La petite fille de La Pocatière
Que ce soit en campagne ou en One-shot, INS/MV reste un jeu exceptionnel, tant dans son humour, sa variété de personnages hauts en couleur ou sa simplicité d’utilisation. Nombreux sont les rôlistes qui y ont passé des heures mémorables, le cadre nous offre ce qu’il faut de rigide pour baliser une aventure digne de ce nom, alors que ces âmes immortelles projetées dans des corps sans ménagement font que le personnage est doté d’une liberté malsaine, mais libératoire.

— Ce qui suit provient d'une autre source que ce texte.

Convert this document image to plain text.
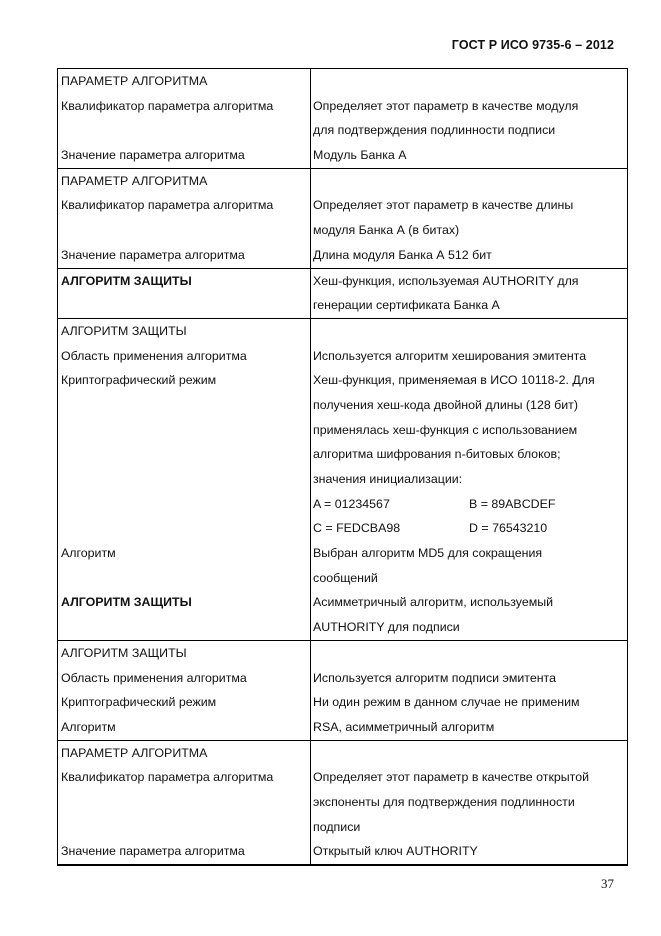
ГОСТ Р ИСО 9735-6 – 2012
ПАРАМЕТР АЛГОРИТМА
Квалификатор параметра алгоритма	Определяет этот параметр в качестве модуля
для подтверждения подлинности подписи
Значение параметра алгоритма	Модуль Банка А
ПАРАМЕТР АЛГОРИТМА
Квалификатор параметра алгоритма	Определяет этот параметр в качестве длины
модуля Банка А (в битах)
Значение параметра алгоритма	Длина модуля Банка А 512 бит
АЛГОРИТМ ЗАЩИТЫ	Хеш-функция, используемая AUTHORITY для
генерации сертификата Банка А
АЛГОРИТМ ЗАЩИТЫ
Область применения алгоритма	Используется алгоритм хеширования эмитента
Криптографический режим	Хеш-функция, применяемая в ИСО 10118-2. Для
получения хеш-кода двойной длины (128 бит)
применялась хеш-функция с использованием
алгоритма шифрования n-битовых блоков;
значения инициализации:
A = 01234567	B = 89ABCDEF
C = FEDCBA98	D = 76543210
Алгоритм	Выбран алгоритм MD5 для сокращения
сообщений
АЛГОРИТМ ЗАЩИТЫ	Асимметричный алгоритм, используемый
AUTHORITY для подписи
АЛГОРИТМ ЗАЩИТЫ
Область применения алгоритма	Используется алгоритм подписи эмитента
Криптографический режим	Ни один режим в данном случае не применим
Алгоритм	RSA, асимметричный алгоритм
ПАРАМЕТР АЛГОРИТМА
Квалификатор параметра алгоритма	Определяет этот параметр в качестве открытой
экспоненты для подтверждения подлинности
подписи
Значение параметра алгоритма	Открытый ключ AUTHORITY
37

Ceci dit, le bémol de ce jeu vient malheureusement de sa dernière édition en date. Même si la 4e édition à ma préférence, j’ai dans l’ensemble toujours été fan du travail apporté à cette série et ses extensions, les dessins sont beaux et le noir et blanc permet en plus de leur rendre honneur de garder une cohérence entre les artistes, les réajustements du système sont des détails, mais qui rendent chaque fois le jeu plus jouable et fluide. Mais « Génération Perdue » édité par Raise Dead Édition pour ne pas les citer est une calamité. Le livre est vendu sous cello et pour cause, la moitié des illustrations sont dégueulasses, le système n’apporte rien après 10 ans (là ou les anciennes éditions s’étaient suivie de 5 ans), la couverture étant ce qu’il y à de plus beau, mais aussi de plus mal en propos au vu du contenu, sombre et sérieuse comme on l’attend d’un Chroniques des Féals, à croire que les illustrateurs ne savaient pas ce qu’ils illustraient… Un comble.

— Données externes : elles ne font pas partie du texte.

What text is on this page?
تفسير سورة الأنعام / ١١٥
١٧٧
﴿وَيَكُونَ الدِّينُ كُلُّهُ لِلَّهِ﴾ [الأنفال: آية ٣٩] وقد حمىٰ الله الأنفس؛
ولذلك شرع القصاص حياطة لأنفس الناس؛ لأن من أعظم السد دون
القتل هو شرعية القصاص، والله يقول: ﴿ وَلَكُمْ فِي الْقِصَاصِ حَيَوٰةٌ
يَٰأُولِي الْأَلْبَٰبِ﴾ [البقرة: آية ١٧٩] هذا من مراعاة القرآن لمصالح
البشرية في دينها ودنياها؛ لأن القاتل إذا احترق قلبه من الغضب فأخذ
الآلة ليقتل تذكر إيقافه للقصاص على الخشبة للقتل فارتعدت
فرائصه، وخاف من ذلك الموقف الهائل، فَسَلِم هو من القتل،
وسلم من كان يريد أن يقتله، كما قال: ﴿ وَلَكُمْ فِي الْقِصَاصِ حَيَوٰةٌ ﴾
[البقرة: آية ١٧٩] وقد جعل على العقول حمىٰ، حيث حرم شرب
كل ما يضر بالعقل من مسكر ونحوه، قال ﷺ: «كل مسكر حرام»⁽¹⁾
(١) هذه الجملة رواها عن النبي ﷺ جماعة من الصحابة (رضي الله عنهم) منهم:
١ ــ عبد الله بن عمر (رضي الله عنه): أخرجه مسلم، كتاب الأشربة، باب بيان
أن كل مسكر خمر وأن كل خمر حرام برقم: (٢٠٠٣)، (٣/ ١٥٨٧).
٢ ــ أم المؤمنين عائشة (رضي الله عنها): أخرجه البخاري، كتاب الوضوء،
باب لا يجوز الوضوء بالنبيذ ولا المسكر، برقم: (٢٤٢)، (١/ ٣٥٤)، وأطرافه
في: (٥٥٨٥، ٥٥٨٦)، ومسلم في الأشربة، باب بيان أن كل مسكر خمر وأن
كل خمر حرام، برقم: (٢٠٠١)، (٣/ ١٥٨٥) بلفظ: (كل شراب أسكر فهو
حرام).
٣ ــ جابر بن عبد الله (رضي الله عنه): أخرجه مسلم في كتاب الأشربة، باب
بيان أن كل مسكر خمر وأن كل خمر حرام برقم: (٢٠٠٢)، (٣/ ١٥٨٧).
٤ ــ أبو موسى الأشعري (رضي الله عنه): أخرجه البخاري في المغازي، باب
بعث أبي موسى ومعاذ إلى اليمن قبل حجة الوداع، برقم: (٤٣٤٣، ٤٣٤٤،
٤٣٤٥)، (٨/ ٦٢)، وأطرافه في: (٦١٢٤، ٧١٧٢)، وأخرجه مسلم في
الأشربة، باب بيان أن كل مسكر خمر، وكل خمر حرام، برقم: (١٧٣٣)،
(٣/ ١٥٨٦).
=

Enfin le pire de tous les affronts, l’univers qui se voulait le point fort de ce jeu que ce soit en tant que JDR ou en comparaison aux autres jeux de ce type est tout simplement balayé comme un étron puant pour ne faire place à rien, du vide! On sent tellement le « J’ai pas d’inspiration, mais besoin de sous » que ça en est affligeant, pour faire simple là ou un grand jeu était dépeint et ses instigateurs avait une place prédominante on nous balance un Deus Ex Machina insensé, « Vous êtes amnésiques » et démerdez-vous avec ça comme ça j’ai pas besoin d’en faire plus!
OK, je me calme, pour résumer je conseille ce jeu à tous et à toutes quant à la manière d’un Rocky ou l’on oublie que le 5 ait existé là vous passez votre chemin à l’approche de « Génération Perdue » (j’aurais pour ma part appelé cette édition « Inspiration Perdue »), mais mise à part ce faux pas ce jeu est une tuerie tout simplement, et si vous ne me croyez pas, foncez trouver l’asso de JDR la plus proche de chez vous et trouvez vous un gentil MJ (pas trop gentil tout de même) qui vous fera tester.